DinéYazhi’ writes the hard stuff without obscuring or embroidering it with language. Each line is embedded with further power by virtue of DinéYazhi”s astute humor, an ability to pivot from sex to love to queerness to Indigineity to capitalism and manage to work in a joke along the way—showing us how intimately these things are bound up together and the power of vulnerability yes, but resilience, too. In “Water is life,” he unpacks “a simple equation/ even a mathematician could get behind,” and a legacy of colonization that has led to tragedy again and again—“google: moskva river fire after oil spill 2015/ google: cuyahoga river fire 1969/ google: wounded knee 1973 …,” and on and on. But he doesn’t stop there—with playfulness that is also so deftly cutting he continues: “over one hundred million Indigenous people killed/ let me help you imagine that number:/ imagine every person who has ever owned a tina turner/ or adel or britney spears or david bowie album: dead/ annihilated/ because of colonial dumbfuckery european curiosity.”

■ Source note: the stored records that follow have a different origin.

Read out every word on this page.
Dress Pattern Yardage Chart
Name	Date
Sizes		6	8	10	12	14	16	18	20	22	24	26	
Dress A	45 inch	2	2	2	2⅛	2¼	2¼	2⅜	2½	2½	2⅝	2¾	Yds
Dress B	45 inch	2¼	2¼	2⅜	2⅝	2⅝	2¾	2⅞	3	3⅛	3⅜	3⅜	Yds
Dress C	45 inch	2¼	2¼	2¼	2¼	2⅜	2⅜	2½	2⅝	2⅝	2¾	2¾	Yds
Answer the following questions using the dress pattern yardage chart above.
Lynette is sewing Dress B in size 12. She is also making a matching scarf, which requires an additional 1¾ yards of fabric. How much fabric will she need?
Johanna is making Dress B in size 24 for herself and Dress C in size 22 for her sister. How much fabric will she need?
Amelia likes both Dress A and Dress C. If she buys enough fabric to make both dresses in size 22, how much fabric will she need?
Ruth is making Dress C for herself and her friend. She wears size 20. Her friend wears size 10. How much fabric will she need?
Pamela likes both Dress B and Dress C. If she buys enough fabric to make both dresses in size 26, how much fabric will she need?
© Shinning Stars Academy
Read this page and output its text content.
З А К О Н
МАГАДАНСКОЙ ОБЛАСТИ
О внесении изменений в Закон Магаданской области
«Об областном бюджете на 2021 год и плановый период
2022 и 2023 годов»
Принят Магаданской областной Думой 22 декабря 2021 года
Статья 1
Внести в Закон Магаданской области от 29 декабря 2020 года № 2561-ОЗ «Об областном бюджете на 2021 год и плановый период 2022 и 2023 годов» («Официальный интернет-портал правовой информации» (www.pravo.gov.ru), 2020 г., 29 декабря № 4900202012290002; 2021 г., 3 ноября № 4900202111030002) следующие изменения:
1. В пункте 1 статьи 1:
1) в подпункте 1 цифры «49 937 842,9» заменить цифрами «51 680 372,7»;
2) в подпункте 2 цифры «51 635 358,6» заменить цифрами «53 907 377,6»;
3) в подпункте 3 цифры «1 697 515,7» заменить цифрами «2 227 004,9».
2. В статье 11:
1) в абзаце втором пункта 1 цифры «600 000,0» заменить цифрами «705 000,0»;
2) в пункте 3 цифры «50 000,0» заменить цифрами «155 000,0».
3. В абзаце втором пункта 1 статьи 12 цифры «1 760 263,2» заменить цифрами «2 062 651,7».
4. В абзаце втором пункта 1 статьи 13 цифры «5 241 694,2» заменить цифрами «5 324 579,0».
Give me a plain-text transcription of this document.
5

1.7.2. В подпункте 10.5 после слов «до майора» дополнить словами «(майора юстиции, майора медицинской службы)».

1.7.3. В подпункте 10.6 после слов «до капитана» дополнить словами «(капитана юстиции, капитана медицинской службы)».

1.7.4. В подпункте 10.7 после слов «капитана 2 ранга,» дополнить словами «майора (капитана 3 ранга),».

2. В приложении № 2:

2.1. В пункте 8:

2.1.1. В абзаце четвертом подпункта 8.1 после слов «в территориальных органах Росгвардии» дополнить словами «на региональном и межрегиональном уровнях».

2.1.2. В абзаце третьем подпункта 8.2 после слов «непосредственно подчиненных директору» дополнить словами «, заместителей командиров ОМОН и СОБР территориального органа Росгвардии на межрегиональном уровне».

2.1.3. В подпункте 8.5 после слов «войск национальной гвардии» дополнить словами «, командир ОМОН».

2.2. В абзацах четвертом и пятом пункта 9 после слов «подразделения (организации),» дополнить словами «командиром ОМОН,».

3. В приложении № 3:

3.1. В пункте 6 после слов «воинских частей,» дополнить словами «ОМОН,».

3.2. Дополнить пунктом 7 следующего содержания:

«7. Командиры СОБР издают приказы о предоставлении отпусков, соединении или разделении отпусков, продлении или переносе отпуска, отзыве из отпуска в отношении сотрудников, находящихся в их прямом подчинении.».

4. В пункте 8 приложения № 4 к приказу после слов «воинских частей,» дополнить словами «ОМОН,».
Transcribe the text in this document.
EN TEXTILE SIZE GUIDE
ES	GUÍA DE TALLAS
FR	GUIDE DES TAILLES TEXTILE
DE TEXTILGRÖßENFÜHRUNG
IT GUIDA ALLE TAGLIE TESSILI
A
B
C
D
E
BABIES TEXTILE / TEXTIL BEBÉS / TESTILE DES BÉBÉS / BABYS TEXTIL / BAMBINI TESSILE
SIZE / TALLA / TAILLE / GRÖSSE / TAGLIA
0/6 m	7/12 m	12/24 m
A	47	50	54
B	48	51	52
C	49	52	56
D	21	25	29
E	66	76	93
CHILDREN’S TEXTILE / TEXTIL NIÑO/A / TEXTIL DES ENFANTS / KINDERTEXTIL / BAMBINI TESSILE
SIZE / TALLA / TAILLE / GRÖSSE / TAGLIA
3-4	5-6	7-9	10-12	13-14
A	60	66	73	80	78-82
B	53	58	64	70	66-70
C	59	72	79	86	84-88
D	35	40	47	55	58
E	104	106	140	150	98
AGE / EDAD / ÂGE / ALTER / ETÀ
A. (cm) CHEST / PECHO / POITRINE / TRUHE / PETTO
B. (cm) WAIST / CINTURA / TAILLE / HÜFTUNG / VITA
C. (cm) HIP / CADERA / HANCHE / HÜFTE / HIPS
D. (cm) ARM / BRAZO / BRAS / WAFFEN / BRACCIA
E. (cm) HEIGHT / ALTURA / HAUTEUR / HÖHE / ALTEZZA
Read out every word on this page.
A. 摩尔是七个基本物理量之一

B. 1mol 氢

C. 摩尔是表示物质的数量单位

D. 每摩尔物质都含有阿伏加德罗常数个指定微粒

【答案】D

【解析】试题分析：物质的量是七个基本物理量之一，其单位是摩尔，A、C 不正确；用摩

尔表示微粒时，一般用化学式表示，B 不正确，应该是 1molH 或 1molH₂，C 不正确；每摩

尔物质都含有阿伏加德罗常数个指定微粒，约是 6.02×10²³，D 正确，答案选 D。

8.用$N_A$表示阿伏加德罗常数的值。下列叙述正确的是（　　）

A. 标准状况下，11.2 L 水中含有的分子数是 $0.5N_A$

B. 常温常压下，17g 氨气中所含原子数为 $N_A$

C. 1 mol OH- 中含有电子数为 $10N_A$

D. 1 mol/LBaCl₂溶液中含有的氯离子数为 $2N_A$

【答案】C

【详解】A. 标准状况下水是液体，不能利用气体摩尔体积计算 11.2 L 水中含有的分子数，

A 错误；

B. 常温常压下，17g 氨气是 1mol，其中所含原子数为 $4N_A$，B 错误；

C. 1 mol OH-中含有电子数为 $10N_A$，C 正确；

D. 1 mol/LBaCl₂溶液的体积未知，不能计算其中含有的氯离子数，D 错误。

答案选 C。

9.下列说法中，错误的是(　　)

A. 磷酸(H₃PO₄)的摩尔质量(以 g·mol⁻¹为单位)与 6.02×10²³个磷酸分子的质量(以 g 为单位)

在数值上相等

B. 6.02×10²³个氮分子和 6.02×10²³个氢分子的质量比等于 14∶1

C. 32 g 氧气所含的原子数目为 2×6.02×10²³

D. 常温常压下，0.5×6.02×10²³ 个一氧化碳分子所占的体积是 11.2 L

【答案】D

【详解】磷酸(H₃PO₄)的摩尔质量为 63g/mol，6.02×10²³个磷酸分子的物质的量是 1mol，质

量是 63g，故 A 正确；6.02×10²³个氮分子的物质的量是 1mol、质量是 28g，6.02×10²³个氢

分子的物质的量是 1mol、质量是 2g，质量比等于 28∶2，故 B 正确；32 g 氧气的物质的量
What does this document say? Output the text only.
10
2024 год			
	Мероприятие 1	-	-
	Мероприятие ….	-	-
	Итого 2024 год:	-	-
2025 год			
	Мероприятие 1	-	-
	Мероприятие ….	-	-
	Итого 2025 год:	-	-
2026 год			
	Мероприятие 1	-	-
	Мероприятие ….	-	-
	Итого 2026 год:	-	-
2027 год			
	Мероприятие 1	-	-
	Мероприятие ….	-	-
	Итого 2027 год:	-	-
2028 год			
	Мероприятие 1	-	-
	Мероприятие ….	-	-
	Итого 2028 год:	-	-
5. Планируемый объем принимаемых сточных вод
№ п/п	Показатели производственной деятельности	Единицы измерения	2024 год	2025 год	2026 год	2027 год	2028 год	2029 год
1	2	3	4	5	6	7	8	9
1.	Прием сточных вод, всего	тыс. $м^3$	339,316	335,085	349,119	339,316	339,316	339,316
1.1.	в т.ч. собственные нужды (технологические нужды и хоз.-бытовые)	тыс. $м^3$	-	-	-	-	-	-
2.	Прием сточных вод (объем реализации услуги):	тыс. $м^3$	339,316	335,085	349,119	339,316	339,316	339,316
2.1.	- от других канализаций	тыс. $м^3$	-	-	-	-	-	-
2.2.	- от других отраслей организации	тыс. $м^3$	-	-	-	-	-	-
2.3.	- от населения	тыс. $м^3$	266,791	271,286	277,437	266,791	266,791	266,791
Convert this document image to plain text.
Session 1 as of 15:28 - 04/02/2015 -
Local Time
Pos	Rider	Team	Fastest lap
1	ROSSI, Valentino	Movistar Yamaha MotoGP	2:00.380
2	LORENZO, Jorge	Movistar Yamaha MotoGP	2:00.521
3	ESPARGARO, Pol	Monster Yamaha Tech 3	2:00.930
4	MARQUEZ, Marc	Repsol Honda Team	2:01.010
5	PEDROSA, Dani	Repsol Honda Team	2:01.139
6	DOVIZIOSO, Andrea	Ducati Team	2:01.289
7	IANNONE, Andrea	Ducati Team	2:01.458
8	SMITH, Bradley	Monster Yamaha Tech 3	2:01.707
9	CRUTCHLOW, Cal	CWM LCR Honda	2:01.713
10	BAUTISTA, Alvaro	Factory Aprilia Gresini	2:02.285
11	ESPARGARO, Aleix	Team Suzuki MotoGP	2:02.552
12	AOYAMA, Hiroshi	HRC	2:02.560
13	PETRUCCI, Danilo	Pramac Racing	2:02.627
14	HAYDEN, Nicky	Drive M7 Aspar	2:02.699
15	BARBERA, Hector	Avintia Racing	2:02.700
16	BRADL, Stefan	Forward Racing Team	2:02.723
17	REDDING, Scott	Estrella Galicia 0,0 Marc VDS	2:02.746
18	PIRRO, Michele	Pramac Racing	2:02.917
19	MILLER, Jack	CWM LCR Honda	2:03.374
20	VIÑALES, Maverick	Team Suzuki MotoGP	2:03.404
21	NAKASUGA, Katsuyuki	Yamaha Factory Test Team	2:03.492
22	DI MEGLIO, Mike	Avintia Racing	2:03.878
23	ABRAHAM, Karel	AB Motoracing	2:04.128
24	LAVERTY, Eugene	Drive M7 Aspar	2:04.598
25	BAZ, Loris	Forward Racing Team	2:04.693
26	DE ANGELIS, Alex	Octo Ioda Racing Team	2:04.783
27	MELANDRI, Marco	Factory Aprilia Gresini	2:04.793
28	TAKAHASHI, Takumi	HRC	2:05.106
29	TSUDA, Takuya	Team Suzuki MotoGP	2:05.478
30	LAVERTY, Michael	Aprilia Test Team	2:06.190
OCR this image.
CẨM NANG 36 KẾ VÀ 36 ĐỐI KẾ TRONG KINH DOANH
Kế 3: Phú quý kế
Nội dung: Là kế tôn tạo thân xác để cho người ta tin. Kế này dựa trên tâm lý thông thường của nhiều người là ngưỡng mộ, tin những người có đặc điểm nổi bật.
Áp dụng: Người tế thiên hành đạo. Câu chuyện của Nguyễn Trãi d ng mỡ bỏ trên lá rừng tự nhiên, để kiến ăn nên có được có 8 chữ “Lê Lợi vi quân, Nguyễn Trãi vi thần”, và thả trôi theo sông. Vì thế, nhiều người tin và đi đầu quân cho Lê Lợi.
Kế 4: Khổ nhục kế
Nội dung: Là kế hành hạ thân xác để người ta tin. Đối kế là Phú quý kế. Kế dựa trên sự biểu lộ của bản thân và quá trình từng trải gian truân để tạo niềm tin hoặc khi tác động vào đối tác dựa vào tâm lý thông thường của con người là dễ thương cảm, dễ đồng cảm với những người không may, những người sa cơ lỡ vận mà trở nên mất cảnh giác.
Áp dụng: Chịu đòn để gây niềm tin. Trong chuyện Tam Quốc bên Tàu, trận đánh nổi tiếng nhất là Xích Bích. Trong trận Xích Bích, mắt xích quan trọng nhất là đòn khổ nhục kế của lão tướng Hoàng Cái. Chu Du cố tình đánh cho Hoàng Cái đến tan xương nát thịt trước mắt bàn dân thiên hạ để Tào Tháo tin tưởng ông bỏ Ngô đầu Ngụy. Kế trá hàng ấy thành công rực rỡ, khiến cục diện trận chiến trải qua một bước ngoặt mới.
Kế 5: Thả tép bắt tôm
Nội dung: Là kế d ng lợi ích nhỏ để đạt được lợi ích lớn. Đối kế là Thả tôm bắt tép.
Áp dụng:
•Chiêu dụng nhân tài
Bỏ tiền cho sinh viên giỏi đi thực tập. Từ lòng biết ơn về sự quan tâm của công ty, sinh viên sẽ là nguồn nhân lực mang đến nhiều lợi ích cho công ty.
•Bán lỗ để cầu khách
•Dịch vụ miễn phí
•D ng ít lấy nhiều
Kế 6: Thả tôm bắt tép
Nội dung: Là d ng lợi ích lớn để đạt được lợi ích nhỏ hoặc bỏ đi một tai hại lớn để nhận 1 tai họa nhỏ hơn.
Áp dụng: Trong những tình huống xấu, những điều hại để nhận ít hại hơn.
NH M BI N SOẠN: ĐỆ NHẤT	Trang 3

An Infected Sunset explores the potential of form to underscore content. Begun just after the Pulse nightclub shooting in Orlando, in the midst of ongoing killings of Black men by police. DinéYazhi’ continued to compose in the midst of Standing Rock, and the election of Donald Trump—the work transcends from chapbook to “the liberated poem,” it reflects other aspirations—loose pages unbound. It is both mirror and map to the future, written with the same depth and incredible awareness that DinéYazhi’ brings to the fettered pages. We land somewhere triumphant: “somewhere sade is playing with/ a love wider than the great/ lakes taller than buildings built/ by mohawks in the empire state/ and I think of all the beautiful/ brown bodies sweating and/ kissing and celebrating one/ another fucking their way back/ into existence or repopulating/ the rez and I think of all the/ beautiful brown babies born/ because of this kind of magic.”

An Infected Sunset figures into that magic—a critical offering. With language cognizant and meticulous, there is a strong sense that DinéYazhi’ is writing his heart. But these personal struggles are situated in the long stretch of history, and have ancient resonance. It is apparent that this is more than one heart, that it, in fact, speaks to many.